Also, as you will see with oil, steel and other commodities, production cut backs won't stop falling prices. Demand is falling faster than production. When production finally meets decreased demand at the bottom then we can look ahead to re-inflating the economy or even the hyper-inflation Schiff is talking about. It's easy to re-inflate then. But for now it's deflation for domestic assets and if you have a commodity currency like Australia, then you can expect to pay more for your imports as the AUD gets hammered to new lows on the back of falling commodity prices and weak domestic stats all round. I'm happy to bet on the USD (against the AUD) for the next year or two.


----------



## Calliope (13 January 2009)

The economy is a whole new ball game to Obama. He seems fixated on the idea of spending his way out of recession. It is to be hoped that his advisers are aware that there are limits on how much you can spend with money you don't have. Nobody knows what that limit is, before the dollar crashes.

In the same way he is a novice on foreign policy. His advisers are obviously telling him that doubling the number of troops in Afghanistan is the way to go.   Observers on the ground tell us that if Afghans are given the choice between siding with the foreigners and the Taliban, they will pick the Taliban. If the dollar crashes they will have to bring them home anyway.


----------



## MrBurns (13 January 2009)

I'm told Obama will try to take from the rich and give to the poor, redistribute the wealth. This will cause huge problems and yes I agree he really doesnt have a handle on economics, like all leaders he will try to spend his way out of this but it hasnt helped so far anywhere and let's face it it just wont work so what do they do when the money runs out ?


----------



## trainspotter (16 April 2011)

*FAILURE by Congress to raise the US debt limit "could plunge the world economy back into recession," President Barack Obama says, and he acknowledges he must compromise on spending with Republicans who control the House to avoid such a crisis. *

"I think it's absolutely right that it's not going to happen without some spending cuts," the president told AP in an interview in his hometown today, agreeing with Republican House Speaker John Boehner's assessment.

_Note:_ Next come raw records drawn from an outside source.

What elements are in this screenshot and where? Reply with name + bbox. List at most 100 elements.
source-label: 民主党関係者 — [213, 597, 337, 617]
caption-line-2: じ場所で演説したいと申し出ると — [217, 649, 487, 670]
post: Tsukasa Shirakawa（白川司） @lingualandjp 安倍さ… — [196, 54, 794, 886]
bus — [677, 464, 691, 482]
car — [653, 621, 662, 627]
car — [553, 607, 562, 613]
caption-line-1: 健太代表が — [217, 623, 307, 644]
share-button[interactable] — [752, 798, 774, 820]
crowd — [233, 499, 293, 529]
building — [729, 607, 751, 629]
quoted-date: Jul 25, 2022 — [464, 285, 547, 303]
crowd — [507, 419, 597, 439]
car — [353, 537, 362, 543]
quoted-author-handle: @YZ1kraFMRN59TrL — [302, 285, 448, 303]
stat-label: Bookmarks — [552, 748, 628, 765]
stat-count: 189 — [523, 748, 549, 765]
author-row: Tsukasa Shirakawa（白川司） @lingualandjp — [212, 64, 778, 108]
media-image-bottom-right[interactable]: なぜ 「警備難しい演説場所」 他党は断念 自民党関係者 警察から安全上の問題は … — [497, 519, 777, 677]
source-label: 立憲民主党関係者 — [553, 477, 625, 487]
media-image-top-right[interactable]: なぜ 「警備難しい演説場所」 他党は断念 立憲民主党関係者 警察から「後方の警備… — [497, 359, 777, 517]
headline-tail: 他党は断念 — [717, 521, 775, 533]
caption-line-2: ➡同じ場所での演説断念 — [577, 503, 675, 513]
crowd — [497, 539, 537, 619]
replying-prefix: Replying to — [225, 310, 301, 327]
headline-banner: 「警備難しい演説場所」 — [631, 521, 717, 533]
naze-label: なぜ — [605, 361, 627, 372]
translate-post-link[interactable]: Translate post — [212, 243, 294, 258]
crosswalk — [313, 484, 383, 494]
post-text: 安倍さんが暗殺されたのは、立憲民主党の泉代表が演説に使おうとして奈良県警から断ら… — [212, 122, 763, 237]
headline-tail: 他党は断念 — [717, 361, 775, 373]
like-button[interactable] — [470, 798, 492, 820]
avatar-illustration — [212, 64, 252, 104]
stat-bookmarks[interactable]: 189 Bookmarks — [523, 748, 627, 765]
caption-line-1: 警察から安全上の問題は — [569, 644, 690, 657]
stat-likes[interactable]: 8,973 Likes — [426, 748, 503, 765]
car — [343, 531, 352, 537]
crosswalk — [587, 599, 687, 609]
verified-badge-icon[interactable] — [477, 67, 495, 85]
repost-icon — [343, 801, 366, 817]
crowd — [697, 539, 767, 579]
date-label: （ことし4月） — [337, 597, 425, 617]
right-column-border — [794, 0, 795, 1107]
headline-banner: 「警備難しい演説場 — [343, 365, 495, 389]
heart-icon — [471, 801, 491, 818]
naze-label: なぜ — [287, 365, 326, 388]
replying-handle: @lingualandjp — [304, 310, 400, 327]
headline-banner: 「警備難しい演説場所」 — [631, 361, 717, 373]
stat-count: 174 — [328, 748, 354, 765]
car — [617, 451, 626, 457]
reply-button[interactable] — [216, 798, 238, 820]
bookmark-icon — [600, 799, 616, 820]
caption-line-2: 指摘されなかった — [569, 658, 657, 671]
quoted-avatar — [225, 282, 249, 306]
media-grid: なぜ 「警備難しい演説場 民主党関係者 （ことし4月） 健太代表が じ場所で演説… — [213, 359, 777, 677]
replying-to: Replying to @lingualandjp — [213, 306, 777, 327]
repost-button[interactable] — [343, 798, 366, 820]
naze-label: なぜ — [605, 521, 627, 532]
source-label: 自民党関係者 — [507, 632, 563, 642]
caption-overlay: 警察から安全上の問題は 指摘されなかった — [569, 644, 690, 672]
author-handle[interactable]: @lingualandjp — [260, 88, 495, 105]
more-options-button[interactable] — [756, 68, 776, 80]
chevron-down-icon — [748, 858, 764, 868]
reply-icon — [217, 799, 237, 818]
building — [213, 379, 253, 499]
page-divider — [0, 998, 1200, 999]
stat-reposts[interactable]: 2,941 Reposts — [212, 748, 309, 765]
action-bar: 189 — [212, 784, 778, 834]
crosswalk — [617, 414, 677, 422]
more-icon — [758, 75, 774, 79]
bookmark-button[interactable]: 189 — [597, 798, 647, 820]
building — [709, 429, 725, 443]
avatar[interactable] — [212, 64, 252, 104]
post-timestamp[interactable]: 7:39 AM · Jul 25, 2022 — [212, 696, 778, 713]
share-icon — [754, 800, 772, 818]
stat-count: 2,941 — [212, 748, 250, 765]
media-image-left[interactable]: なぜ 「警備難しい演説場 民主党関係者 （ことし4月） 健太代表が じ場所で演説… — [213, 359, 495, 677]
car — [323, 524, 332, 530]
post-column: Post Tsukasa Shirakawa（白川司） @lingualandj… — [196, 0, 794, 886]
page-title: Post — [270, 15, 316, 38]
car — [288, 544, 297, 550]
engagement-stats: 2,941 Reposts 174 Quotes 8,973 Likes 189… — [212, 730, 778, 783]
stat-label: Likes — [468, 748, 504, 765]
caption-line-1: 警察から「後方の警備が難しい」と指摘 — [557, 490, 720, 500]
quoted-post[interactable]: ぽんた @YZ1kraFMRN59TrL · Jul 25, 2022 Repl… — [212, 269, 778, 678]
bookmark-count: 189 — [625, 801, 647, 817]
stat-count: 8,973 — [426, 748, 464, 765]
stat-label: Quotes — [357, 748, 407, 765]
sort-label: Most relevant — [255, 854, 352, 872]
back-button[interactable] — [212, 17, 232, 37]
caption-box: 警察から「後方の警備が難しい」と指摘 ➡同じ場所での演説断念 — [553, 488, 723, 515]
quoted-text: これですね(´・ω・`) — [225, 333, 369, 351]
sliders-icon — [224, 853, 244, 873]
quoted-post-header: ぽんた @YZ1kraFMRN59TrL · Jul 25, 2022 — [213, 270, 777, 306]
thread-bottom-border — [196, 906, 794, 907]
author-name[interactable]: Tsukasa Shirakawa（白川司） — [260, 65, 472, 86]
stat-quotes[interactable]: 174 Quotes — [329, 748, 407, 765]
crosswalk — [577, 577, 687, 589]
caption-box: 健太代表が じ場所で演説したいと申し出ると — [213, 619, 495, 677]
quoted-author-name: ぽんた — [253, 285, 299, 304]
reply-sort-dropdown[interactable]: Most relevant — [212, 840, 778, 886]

Mr Obama urged swift action to raise the ceiling on the money the nation can borrow, saying he doesn't want the United States to get close to a deadline that would destabilise markets.

Read more: http://www.news.com.au/business/bre...ma/story-e6frfkur-1226040041815#ixzz0lEJjx979


----------



## Joules MM1 (23 October 2012)

great thread title......

http://www.bespokeinvest.com/thinkbig/2012/10/22/equity-markets-under-obama.html

*Equity Markets Under Obama*

Monday, October 22, 2012 at 03:44PM 




read the text too


----------



## white_goodman (23 October 2012)

Joules MM1 said:


> great thread title......
> 
> http://www.bespokeinvest.com/thinkbig/2012/10/22/equity-markets-under-obama.html
> 
> ...




that graph is stupid


----------



## Joules MM1 (23 October 2012)

> Remove user from ignore list




nah


----------



## CanOz (23 October 2012)

Joules MM1 said:


> nah




LOL!!!You too?


----------



## Intrinsic Value (23 October 2012)

Obama is using many of the same financial advisors that Bush used so it is not really an Obama things it is a systemic problem with the US.

If they devalue the US dollar enough by continuing to print more dollars then their manufacturing industry and agricutural exports might help start to swing the economy around. Bit of a long shot really.


----------



## Maxito (31 October 2012)

wayneL said:


> Peter Schiff has the temerity to once again speak perfect sense.





I think Peter Schiff is on the right track and knows what he is talking about. To balance this out we need to remember that he has his own Gold Backed Bank


----------